Tarot Universal Dali
Dee Dee & Salvador Dali

Friday, April 2, 2010

El Diablo


The Devil cut itself from the full Tarot Universal Dali deck this Good Friday morning. Already such a difficult dual messaged card from The Magician Dali. This is not the Devil. Who is this?

In any other deck this Hermaphrodite of a Devil would represent The Fool, the card that launches the Major Arcana. Traditionally
The Fool marks a beginning, perhaps naive but willing to skip into the great unknown, The Future. The Fool is assembling.

The Devil is a dissembling force as traditionally shown in the Rider Deck. Tarot Universal Dali instead layers meanings over meanings to provide an exit from a dissembling existence.

That would be just like The Magician Salvador Dali to find an exit from Hell. Hell it would be if even all sensual pleasures stood but lost were the spiritual, mystical and uplifting. It would be as if trapped in a cave without light, without hope even faith that there is greater Life than the physical world. Does The Magician today to extol us to roll the rock from our path?

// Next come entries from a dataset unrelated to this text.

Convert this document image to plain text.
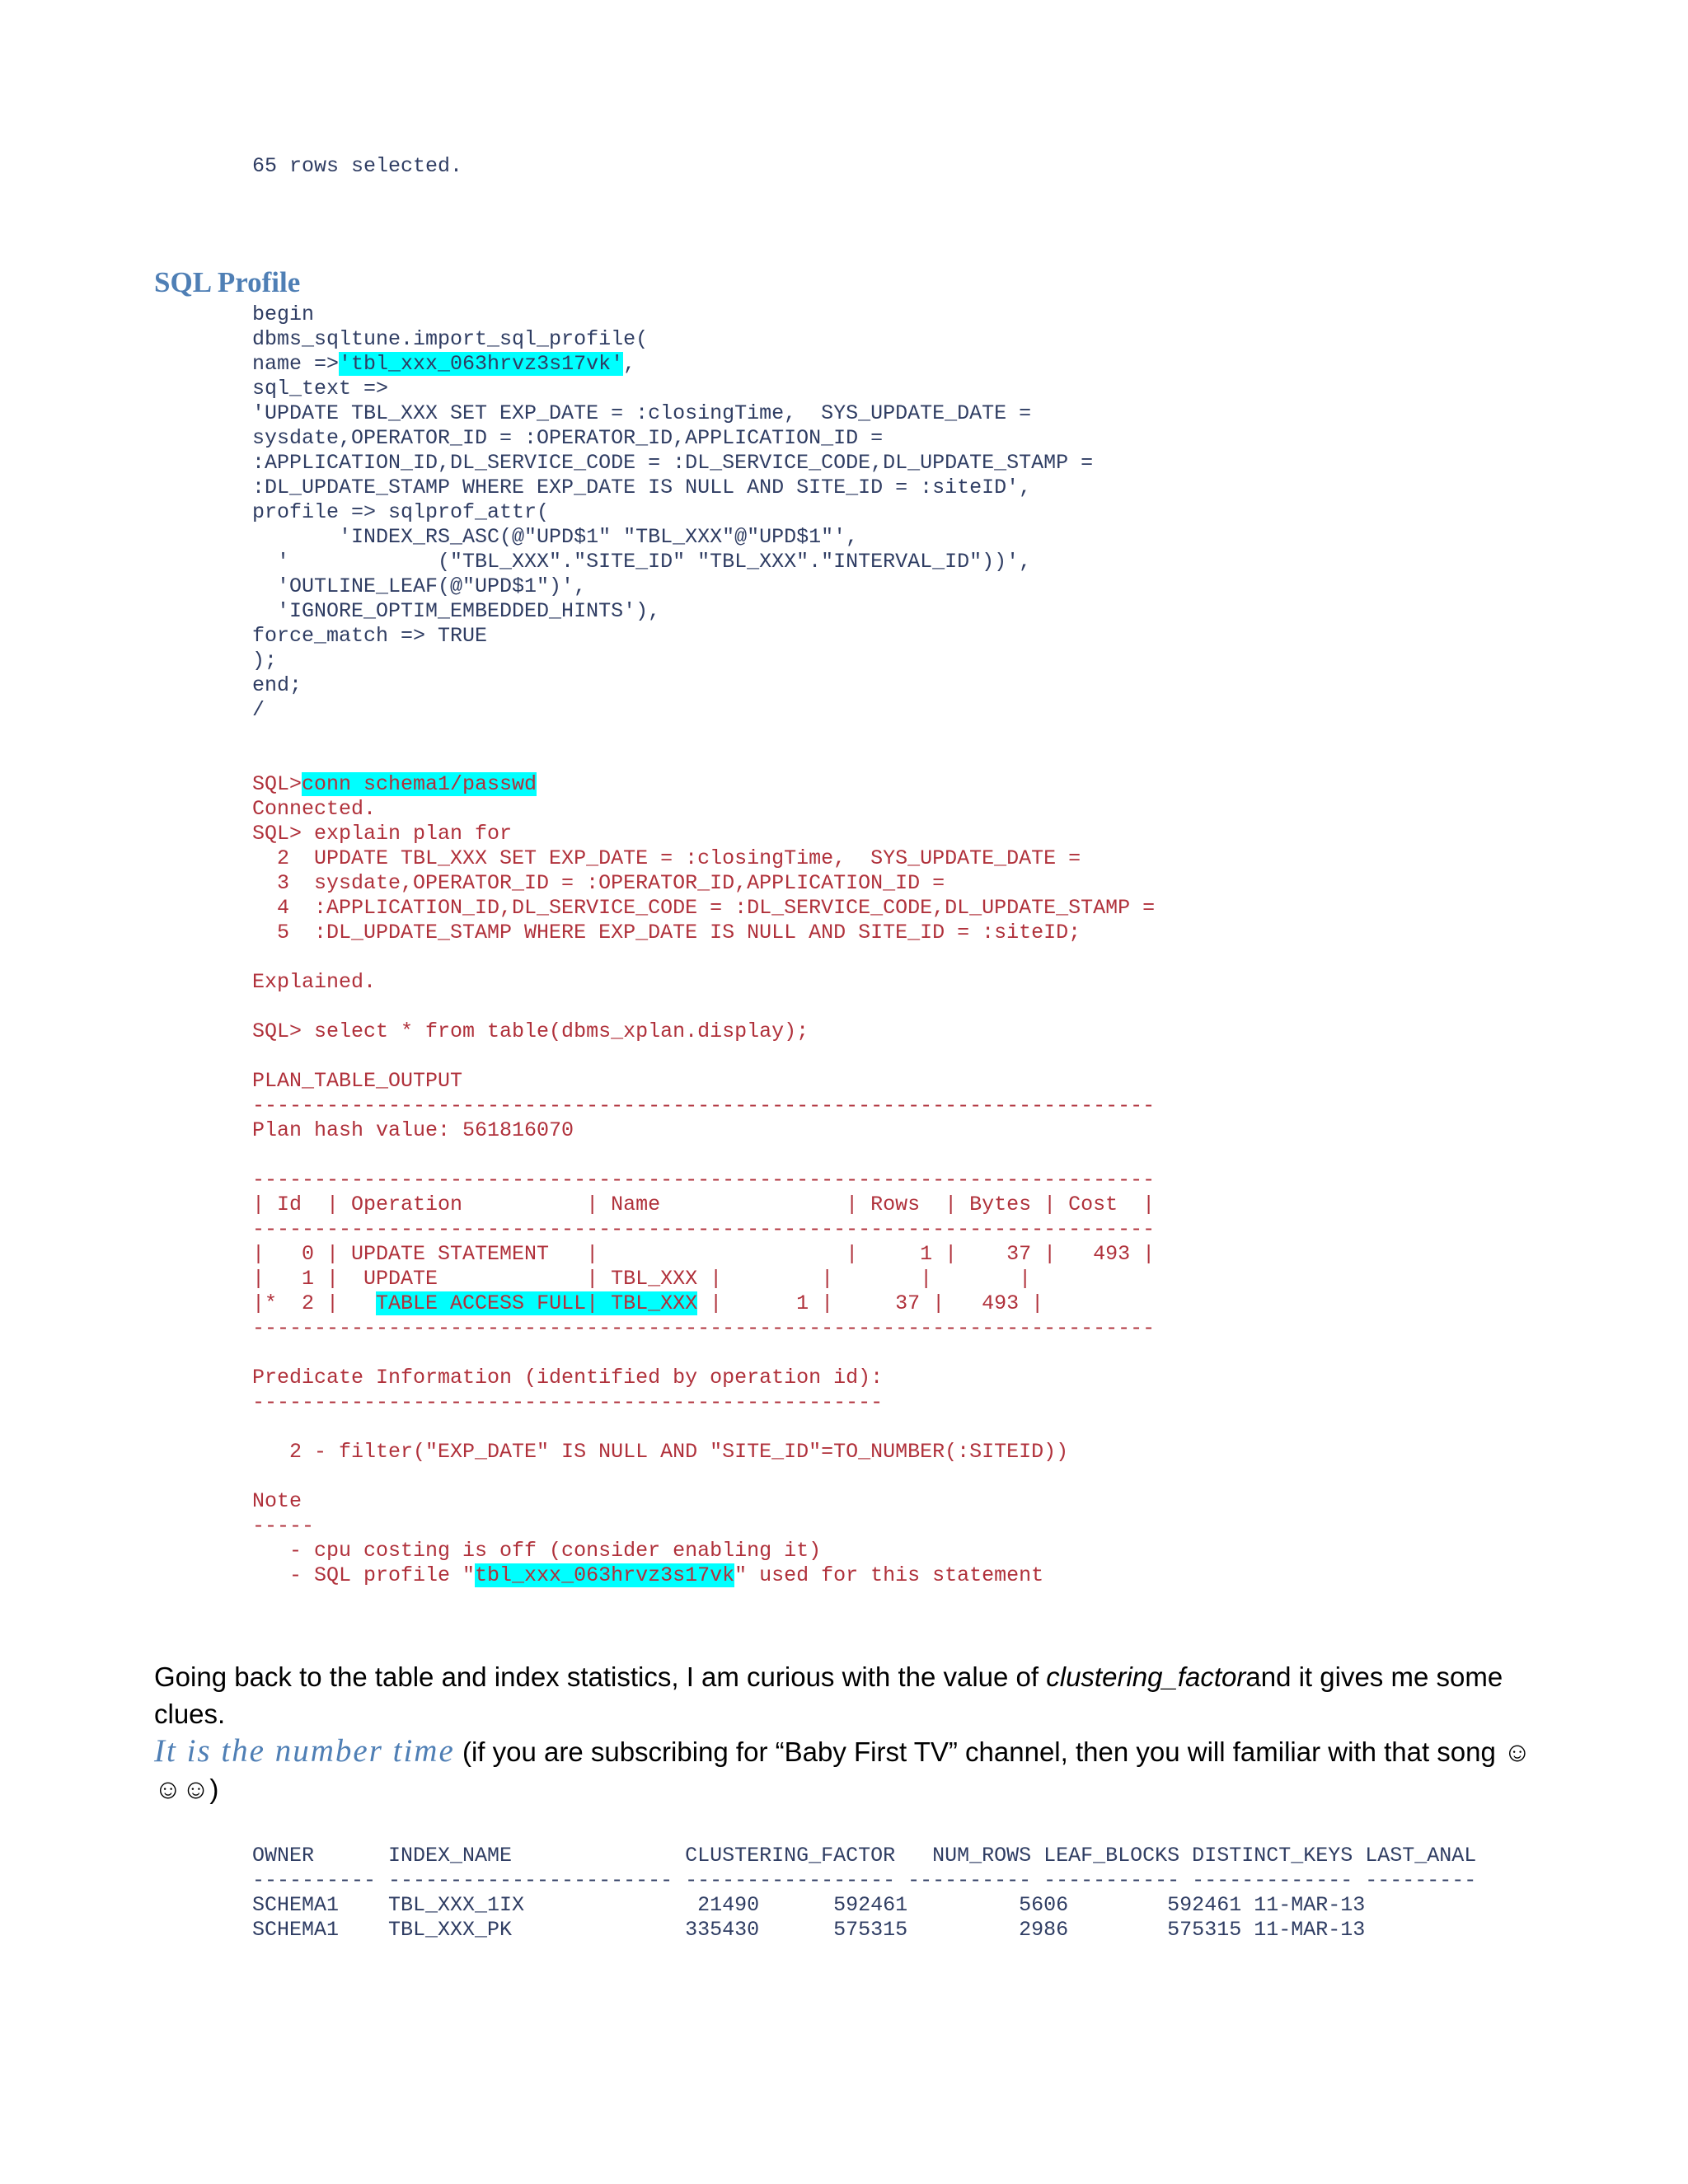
65 rows selected.
SQL Profile
begin
dbms_sqltune.import_sql_profile(
name =>'tbl_xxx_063hrvz3s17vk',
sql_text =>
'UPDATE TBL_XXX SET EXP_DATE = :closingTime,  SYS_UPDATE_DATE =
sysdate,OPERATOR_ID = :OPERATOR_ID,APPLICATION_ID =
:APPLICATION_ID,DL_SERVICE_CODE = :DL_SERVICE_CODE,DL_UPDATE_STAMP =
:DL_UPDATE_STAMP WHERE EXP_DATE IS NULL AND SITE_ID = :siteID',
profile => sqlprof_attr(
'INDEX_RS_ASC(@"UPD$1" "TBL_XXX"@"UPD$1"',
'            ("TBL_XXX"."SITE_ID" "TBL_XXX"."INTERVAL_ID"))',
'OUTLINE_LEAF(@"UPD$1")',
'IGNORE_OPTIM_EMBEDDED_HINTS'),
force_match => TRUE
);
end;
/
SQL>conn schema1/passwd
Connected.
SQL> explain plan for
2  UPDATE TBL_XXX SET EXP_DATE = :closingTime,  SYS_UPDATE_DATE =
3  sysdate,OPERATOR_ID = :OPERATOR_ID,APPLICATION_ID =
4  :APPLICATION_ID,DL_SERVICE_CODE = :DL_SERVICE_CODE,DL_UPDATE_STAMP =
5  :DL_UPDATE_STAMP WHERE EXP_DATE IS NULL AND SITE_ID = :siteID;

Explained.

SQL> select * from table(dbms_xplan.display);

PLAN_TABLE_OUTPUT
-------------------------------------------------------------------------
Plan hash value: 561816070

-------------------------------------------------------------------------
| Id  | Operation          | Name               | Rows  | Bytes | Cost  |
-------------------------------------------------------------------------
|   0 | UPDATE STATEMENT   |                    |     1 |    37 |   493 |
|   1 |  UPDATE            | TBL_XXX |        |       |       |
|*  2 |   TABLE ACCESS FULL| TBL_XXX |      1 |     37 |   493 |
-------------------------------------------------------------------------

Predicate Information (identified by operation id):
---------------------------------------------------

2 - filter("EXP_DATE" IS NULL AND "SITE_ID"=TO_NUMBER(:SITEID))

Note
-----
- cpu costing is off (consider enabling it)
- SQL profile "tbl_xxx_063hrvz3s17vk" used for this statement

Going back to the table and index statistics, I am curious with the value of clustering_factorand it gives me some clues.

It is the number time (if you are subscribing for “Baby First TV” channel, then you will familiar with that song ☺☺☺)

OWNER      INDEX_NAME              CLUSTERING_FACTOR   NUM_ROWS LEAF_BLOCKS DISTINCT_KEYS LAST_ANAL
---------- ----------------------- ----------------- ---------- ----------- ------------- ---------
SCHEMA1    TBL_XXX_1IX              21490      592461         5606        592461 11-MAR-13
SCHEMA1    TBL_XXX_PK              335430      575315         2986        575315 11-MAR-13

Gala's Grail A Dali Codex by Kora Silver http://www.myspace.com/korasilver explores a search for the deeper meanings of Dali's life and work. Her investigations continuously guide this DeeDee & Salvador search for meaning. She highlights The Magician's quote, "The day that people begin to study my works seriously, they will see that my painting is like an iceberg of which only a tenth of its volume is visible."

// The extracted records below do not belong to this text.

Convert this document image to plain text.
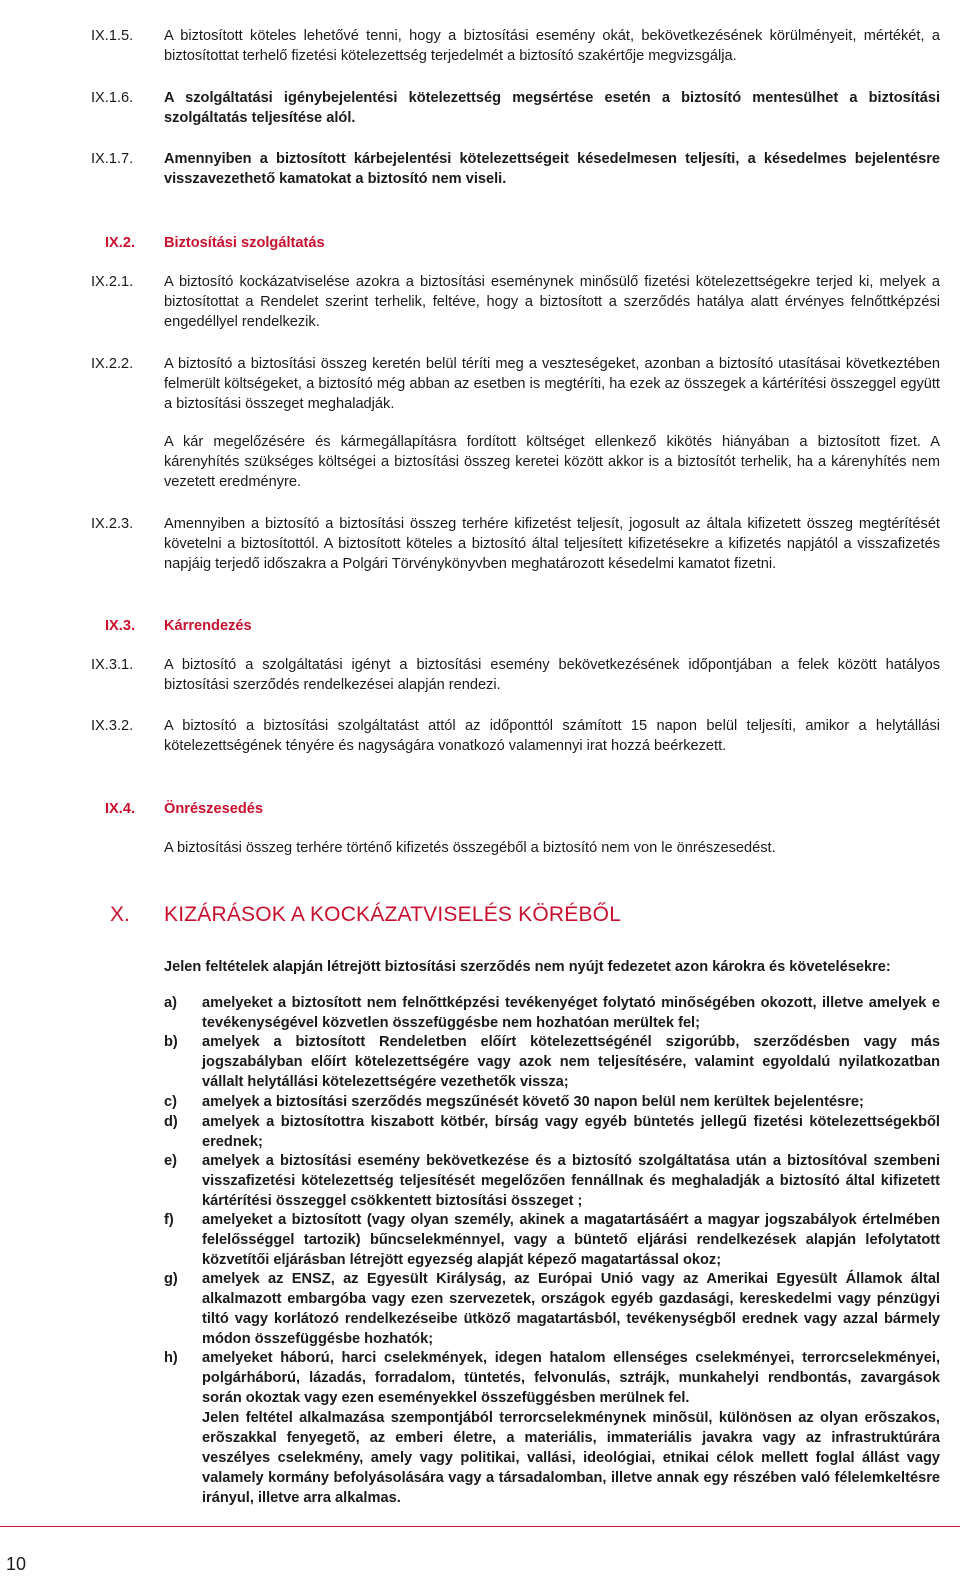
IX.1.5.	A biztosított köteles lehetővé tenni, hogy a biztosítási esemény okát, bekövetkezésének körülményeit, mértékét, a biztosítottat terhelő fizetési kötelezettség terjedelmét a biztosító szakértője megvizsgálja.
IX.1.6.	A szolgáltatási igénybejelentési kötelezettség megsértése esetén a biztosító mentesülhet a biztosítási szolgáltatás teljesítése alól.
IX.1.7.	Amennyiben a biztosított kárbejelentési kötelezettségeit késedelmesen teljesíti, a késedelmes bejelentésre visszavezethető kamatokat a biztosító nem viseli.
IX.2. Biztosítási szolgáltatás
IX.2.1.	A biztosító kockázatviselése azokra a biztosítási eseménynek minősülő fizetési kötelezettségekre terjed ki, melyek a biztosítottat a Rendelet szerint terhelik, feltéve, hogy a biztosított a szerződés hatálya alatt érvényes felnőttképzési engedéllyel rendelkezik.
IX.2.2.	A biztosító a biztosítási összeg keretén belül téríti meg a veszteségeket, azonban a biztosító utasításai következtében felmerült költségeket, a biztosító még abban az esetben is megtéríti, ha ezek az összegek a kártérítési összeggel együtt a biztosítási összeget meghaladják.
A kár megelőzésére és kármegállapításra fordított költséget ellenkező kikötés hiányában a biztosított fizet. A kárenyhítés szükséges költségei a biztosítási összeg keretei között akkor is a biztosítót terhelik, ha a kárenyhítés nem vezetett eredményre.
IX.2.3.	Amennyiben a biztosító a biztosítási összeg terhére kifizetést teljesít, jogosult az általa kifizetett összeg megtérítését követelni a biztosítottól. A biztosított köteles a biztosító által teljesített kifizetésekre a kifizetés napjától a visszafizetés napjáig terjedő időszakra a Polgári Törvénykönyvben meghatározott késedelmi kamatot fizetni.
IX.3. Kárrendezés
IX.3.1.	A biztosító a szolgáltatási igényt a biztosítási esemény bekövetkezésének időpontjában a felek között hatályos biztosítási szerződés rendelkezései alapján rendezi.
IX.3.2.	A biztosító a biztosítási szolgáltatást attól az időponttól számított 15 napon belül teljesíti, amikor a helytállási kötelezettségének tényére és nagyságára vonatkozó valamennyi irat hozzá beérkezett.
IX.4. Önrészesedés
A biztosítási összeg terhére történő kifizetés összegéből a biztosító nem von le önrészesedést.
X. KIZÁRÁSOK A KOCKÁZATVISELÉS KÖRÉBŐL
Jelen feltételek alapján létrejött biztosítási szerződés nem nyújt fedezetet azon károkra és követelésekre:
a)	amelyeket a biztosított nem felnőttképzési tevékenyéget folytató minőségében okozott, illetve amelyek e tevékenységével közvetlen összefüggésbe nem hozhatóan merültek fel;
b)	amelyek a biztosított Rendeletben előírt kötelezettségénél szigorúbb, szerződésben vagy más jogszabályban előírt kötelezettségére vagy azok nem teljesítésére, valamint egyoldalú nyilatkozatban vállalt helytállási kötelezettségére vezethetők vissza;
c)	amelyek a biztosítási szerződés megszűnését követő 30 napon belül nem kerültek bejelentésre;
d)	amelyek a biztosítottra kiszabott kötbér, bírság vagy egyéb büntetés jellegű fizetési kötelezettségekből erednek;
e)	amelyek a biztosítási esemény bekövetkezése és a biztosító szolgáltatása után a biztosítóval szembeni visszafizetési kötelezettség teljesítését megelőzően fennállnak és meghaladják a biztosító által kifizetett kártérítési összeggel csökkentett biztosítási összeget ;
f)	amelyeket a biztosított (vagy olyan személy, akinek a magatartásáért a magyar jogszabályok értelmében felelősséggel tartozik) bűncselekménnyel, vagy a büntető eljárási rendelkezések alapján lefolytatott közvetítői eljárásban létrejött egyezség alapját képező magatartással okoz;
g)	amelyek az ENSZ, az Egyesült Királyság, az Európai Unió vagy az Amerikai Egyesült Államok által alkalmazott embargóba vagy ezen szervezetek, országok egyéb gazdasági, kereskedelmi vagy pénzügyi tiltó vagy korlátozó rendelkezéseibe ütköző magatartásból, tevékenységből erednek vagy azzal bármely módon összefüggésbe hozhatók;
h)	amelyeket háború, harci cselekmények, idegen hatalom ellenséges cselekményei, terrorcselekményei, polgárháború, lázadás, forradalom, tüntetés, felvonulás, sztrájk, munkahelyi rendbontás, zavargások során okoztak vagy ezen eseményekkel összefüggésben merülnek fel.
Jelen feltétel alkalmazása szempontjából terrorcselekménynek minõsül, különösen az olyan erõszakos, erõszakkal fenyegetõ, az emberi életre, a materiális, immateriális javakra vagy az infrastruktúrára veszélyes cselekmény, amely vagy politikai, vallási, ideológiai, etnikai célok mellett foglal állást vagy valamely kormány befolyásolására vagy a társadalomban, illetve annak egy részében való félelemkeltésre irányul, illetve arra alkalmas.
10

The Devil as a symbol, suggests Rachel Pollack in Seventy-Eight Degrees of Wisdom projects the "view that nothing exist beyond the world of the senses." But Tarot Universal Dali, Pollack notes, "can lead to a different view. To reach enlightenment we must first pass through darkness."

For the depiction upon Tarot Universal Dali's El Diablo, Silver credits ancient Greek sculptor Polycletus who established the proportions deemed the physical ideal of perfection. This hermaphrodite? Does she confuse the polycletus butterfly with the monarch at the end of the Devil's staff? Surely not. Silver's work is far beyond such oversight. It is rather The Devil at work, misleading us, over and over again.

Search further:

The Devil is card XV of the Major Arcana -- 15, which is reduced to 1+5, sending a reader to the 6th card, VI of the Major Arcana, The Lovers. For readers of Tarot Universal Dali from El Diablo to Los Enamorados. Here is the Polycletus butterfly, cloaking Neptune from Jan Gossaert's "Neptune and Amphitrite."

Then Tarot Universal Dali rips apart Gossaert's lovers, yanking off their arms turning them from blended oil on a wooden panel into an image of an ancient Greek statue such as Polycletus left behind.






Comment: Let loose, let loose cries El Diablo. do not live posed even if in in perfect perfection of the physical. Do not accept temptation -- those pushing hands -- but tempt life yourself: Leap, test both taboos and doctrines to find your truth beyond the merely physical world. Let loose. Live fully. Reignite.